Jusqu’à présent, lorsque l’on parlait de PIB, on parlait en fait de PIB nominal, c’est-à-dire qui utilise les prix de l’année en cours. S’il est souvent nécessaire de commencer par calculer ce PIB nominal avant de calculer le PIB réel, l’exemple précédent montre les difficultés associées à cette notion de PIB nominal. Si les prix varient entre deux années – et en pratique, c’est toujours le cas – on ne peut utiliser le PIB nominal afin d'étudier l'évolution de l'activité économique : on ne saurait dire si une évolution du PIB découle d’un changement du niveau d’activité économique ou d’une variation des prix.

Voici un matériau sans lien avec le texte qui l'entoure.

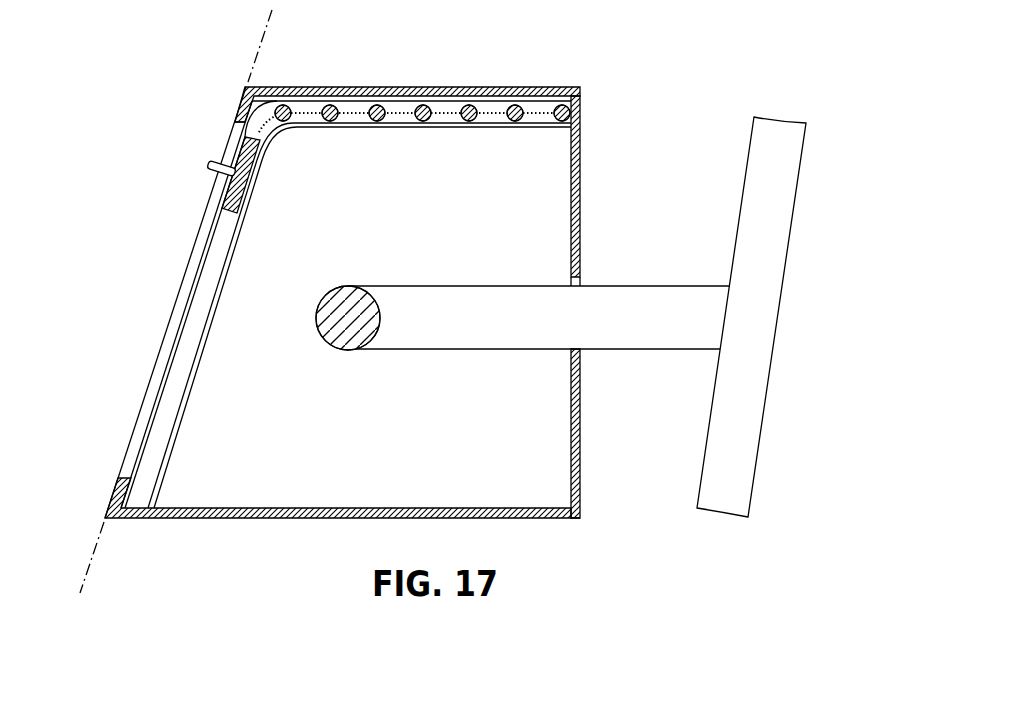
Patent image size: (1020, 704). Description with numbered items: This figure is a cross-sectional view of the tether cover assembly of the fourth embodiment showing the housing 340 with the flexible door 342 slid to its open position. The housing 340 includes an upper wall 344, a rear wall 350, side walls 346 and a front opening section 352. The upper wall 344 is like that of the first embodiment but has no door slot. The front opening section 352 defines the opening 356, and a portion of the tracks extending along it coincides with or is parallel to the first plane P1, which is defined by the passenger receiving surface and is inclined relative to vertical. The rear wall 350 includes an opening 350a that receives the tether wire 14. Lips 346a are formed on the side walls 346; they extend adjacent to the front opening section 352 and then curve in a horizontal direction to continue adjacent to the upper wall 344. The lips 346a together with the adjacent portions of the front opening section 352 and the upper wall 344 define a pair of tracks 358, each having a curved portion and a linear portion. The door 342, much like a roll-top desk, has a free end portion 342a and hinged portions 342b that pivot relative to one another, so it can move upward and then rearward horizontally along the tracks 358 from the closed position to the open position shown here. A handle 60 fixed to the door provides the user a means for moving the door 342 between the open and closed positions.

The first plane P1 is at (264, 24).
The tether wire 14 is at (469, 320).
The handle 60 is at (208, 163).
The housing 340 is at (358, 273).
The door 342 is at (362, 304).
The free end portion 342a is at (238, 194).
The hinged portions 342b is at (324, 121).
The upper wall 344 is at (345, 87).
The side walls 346 is at (526, 460).
The lips 346a is at (484, 128).
The rear wall 350 is at (581, 412).
The opening 350a is at (580, 352).
The front opening section 352 is at (133, 429).
The opening 356 is at (182, 278).
The tracks 358 is at (179, 368).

Heureusement, on peut facilement corriger ce problème en employant le PIB réel. Il s’agit en fait de calculer le PIB d’une année (mettons 2015) en utilisant les prix d’une autre année (mettons 2011). En procédant ainsi, on peut facilement comparer le niveau d’activité économique dans le temps puisque les prix sont tous exprimés en utilisant une année de référence (mettons 2011). Pour ce faire toutefois, on ne va pas recalculer la valeur de chaque production et chaque valeur ajoutée avec d’autres prix, on va simplement faire une correction au niveau agrégé.

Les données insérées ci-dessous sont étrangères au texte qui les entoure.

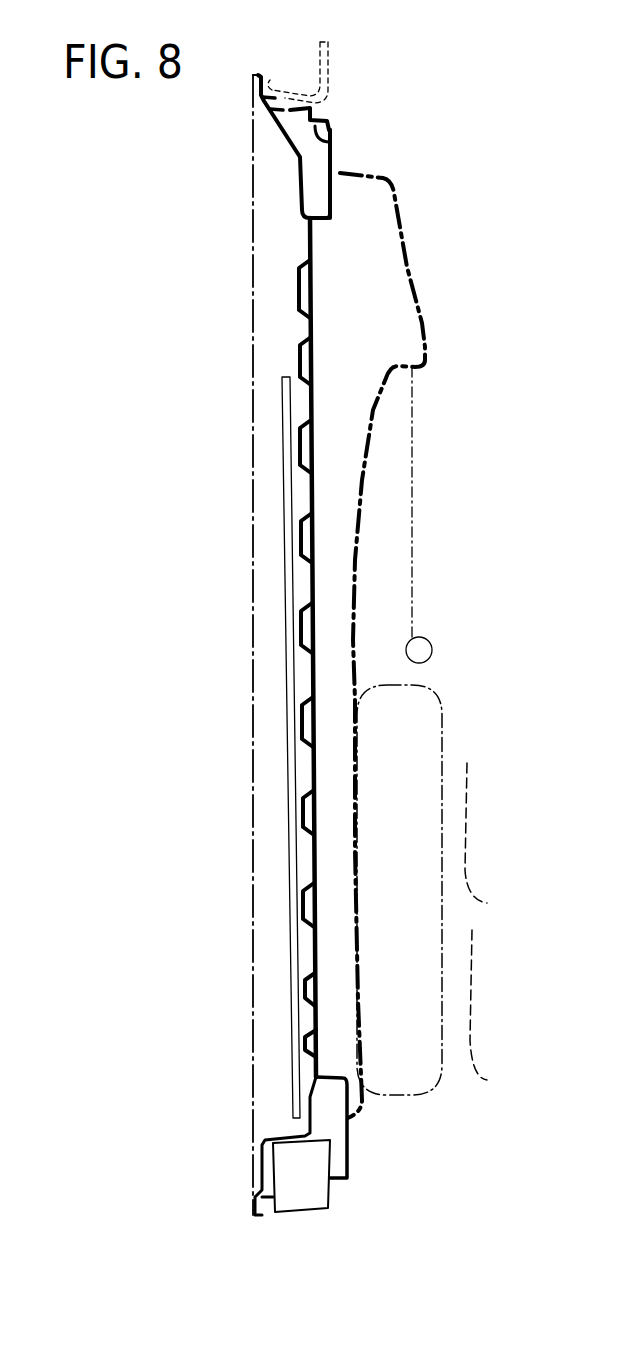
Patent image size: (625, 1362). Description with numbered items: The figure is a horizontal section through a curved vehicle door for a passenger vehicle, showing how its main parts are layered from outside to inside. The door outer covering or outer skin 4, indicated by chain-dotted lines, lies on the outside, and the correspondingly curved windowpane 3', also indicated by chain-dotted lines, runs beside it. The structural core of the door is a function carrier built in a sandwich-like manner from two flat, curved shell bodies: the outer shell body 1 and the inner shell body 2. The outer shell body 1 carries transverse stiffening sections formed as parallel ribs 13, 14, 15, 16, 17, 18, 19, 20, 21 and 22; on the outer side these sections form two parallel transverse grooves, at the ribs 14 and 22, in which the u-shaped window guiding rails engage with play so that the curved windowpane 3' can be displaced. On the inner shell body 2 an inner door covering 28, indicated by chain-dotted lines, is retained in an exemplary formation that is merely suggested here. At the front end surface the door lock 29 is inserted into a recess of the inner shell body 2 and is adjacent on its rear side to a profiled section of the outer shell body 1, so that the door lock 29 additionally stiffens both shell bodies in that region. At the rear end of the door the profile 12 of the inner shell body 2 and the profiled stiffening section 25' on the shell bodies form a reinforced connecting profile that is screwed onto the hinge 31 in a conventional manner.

The outer shell body 1 is at (290, 294).
The inner shell body 2 is at (330, 293).
The windowpane 3' is at (253, 747).
The outer skin 4 is at (253, 190).
The profile 12 is at (331, 143).
The rib 13 is at (307, 247).
The rib 14 is at (308, 330).
The rib 15 is at (305, 400).
The rib 16 is at (305, 490).
The rib 17 is at (308, 590).
The rib 18 is at (308, 678).
The rib 19 is at (310, 772).
The rib 20 is at (310, 870).
The rib 21 is at (312, 960).
The rib 22 is at (312, 1028).
The profiled stiffening section 25' is at (342, 107).
The inner door covering 28 is at (402, 238).
The door lock 29 is at (317, 1197).
The hinge 31 is at (327, 55).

Imaginons qu’un ou plusieurs organismes [1] construisent un indice des prix et suive son évolution dans le temps. On peut penser cet indice des prix comme un « prix moyen » dans l’économie considérée, mais en pratique, ce qui va surtout nous intéresser c’est l’évolution de cet indice des prix et non sa valeur directement. En fait, les économistes vont même considérer une année de référence qui les intéresse, par exemple 2011 et normaliser l’indice des prix à « 100 » durant cette année. Une fois cette normalisation faite, on va calculer l’évolution de l’indice des prix et regarder sa valeur durant une autre année. Mettons qu’on observe qu’il est de « 110 » en 2015. Avec cette nouvelle information, on peut calculer le PIB de 2015 en utilisant les prix de 2011 ; il suffit de faire :
\( PIB^{2015}_{Prix2011} = PIB^{2015}_{Prix2015} \times \frac{100}{110} \)

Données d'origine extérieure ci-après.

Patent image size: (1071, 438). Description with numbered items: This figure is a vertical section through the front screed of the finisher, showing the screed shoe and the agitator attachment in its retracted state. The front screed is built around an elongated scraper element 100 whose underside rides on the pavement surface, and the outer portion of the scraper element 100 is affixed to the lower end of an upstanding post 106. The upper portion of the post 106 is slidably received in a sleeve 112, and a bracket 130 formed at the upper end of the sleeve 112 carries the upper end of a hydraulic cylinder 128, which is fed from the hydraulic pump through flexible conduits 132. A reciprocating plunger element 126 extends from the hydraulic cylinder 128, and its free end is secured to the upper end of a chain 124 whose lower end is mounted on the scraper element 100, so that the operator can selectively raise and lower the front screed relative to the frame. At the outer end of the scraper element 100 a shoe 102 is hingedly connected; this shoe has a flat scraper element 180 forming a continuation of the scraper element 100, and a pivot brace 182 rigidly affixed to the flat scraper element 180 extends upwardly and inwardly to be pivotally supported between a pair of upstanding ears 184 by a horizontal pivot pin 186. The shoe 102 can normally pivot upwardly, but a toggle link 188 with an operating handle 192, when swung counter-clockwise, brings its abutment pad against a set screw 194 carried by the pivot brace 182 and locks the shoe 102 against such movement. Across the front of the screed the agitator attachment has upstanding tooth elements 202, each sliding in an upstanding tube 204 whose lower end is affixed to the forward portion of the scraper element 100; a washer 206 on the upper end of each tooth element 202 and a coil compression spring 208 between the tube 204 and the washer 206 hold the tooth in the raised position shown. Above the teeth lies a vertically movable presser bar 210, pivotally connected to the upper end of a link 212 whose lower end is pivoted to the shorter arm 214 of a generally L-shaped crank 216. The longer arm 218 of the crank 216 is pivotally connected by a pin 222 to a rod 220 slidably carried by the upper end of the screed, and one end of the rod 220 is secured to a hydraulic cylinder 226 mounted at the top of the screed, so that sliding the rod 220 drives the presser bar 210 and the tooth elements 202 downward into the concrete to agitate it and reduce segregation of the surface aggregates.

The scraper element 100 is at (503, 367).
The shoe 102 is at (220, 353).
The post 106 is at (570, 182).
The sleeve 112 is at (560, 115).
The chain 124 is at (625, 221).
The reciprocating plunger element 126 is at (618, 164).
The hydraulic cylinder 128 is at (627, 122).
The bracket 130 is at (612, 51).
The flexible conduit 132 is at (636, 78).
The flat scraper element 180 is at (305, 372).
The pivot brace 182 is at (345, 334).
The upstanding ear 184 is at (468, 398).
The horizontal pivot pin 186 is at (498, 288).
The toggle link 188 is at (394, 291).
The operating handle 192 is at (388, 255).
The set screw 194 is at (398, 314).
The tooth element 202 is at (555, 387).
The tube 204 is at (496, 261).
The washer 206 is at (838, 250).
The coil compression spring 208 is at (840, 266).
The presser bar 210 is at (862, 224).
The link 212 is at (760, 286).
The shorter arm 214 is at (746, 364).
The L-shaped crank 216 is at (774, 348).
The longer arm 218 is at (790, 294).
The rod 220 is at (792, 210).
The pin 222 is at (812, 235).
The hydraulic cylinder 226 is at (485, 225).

[Remarque sur l'indice des prix. Une façon simple de comprendre la construction de cet indice est d'imaginer qu'un agent de l'INSEE va dans un supermarché et dépense 100€ en achetant certains produits (une salade, un cahier, des chaussures, etc.). L'année suivante, un autre agent de l'INSEE achète les mêmes produits. Il regarde alors combien cela lui a couté. En procédant ainsi, on peut se fabriquer un premier indice des prix.]
On peut remarquer que la formule précédente revient à écrire :
\( PIB^{2015}_{Prix2011} = \frac{PIB_{nominal}}{1,1} \)
\( PIB^{2015}_{Prix2015} \) est le PIB nominal de 2015 par définition (le PIB d'une année utilisant les prix de cette même année). Le « 1.1 » est le déflateur du PIB. Sa valeur est égale à un plus le taux de croissance de l’indice des prix qui est souvent associé (pour simplifier) au taux d’inflation d’une économie.Le PIB réel ou PIB en euros constants est donc le PIB d’une année définit en utilisant les prix d’une autre année de référence. Plus concrètement, on a :
\( PIB^{AnnéeA}_{PrixAnnéeB} = \frac{PIB_{nominal}^{AnnéeA}}{1 + \pi } \)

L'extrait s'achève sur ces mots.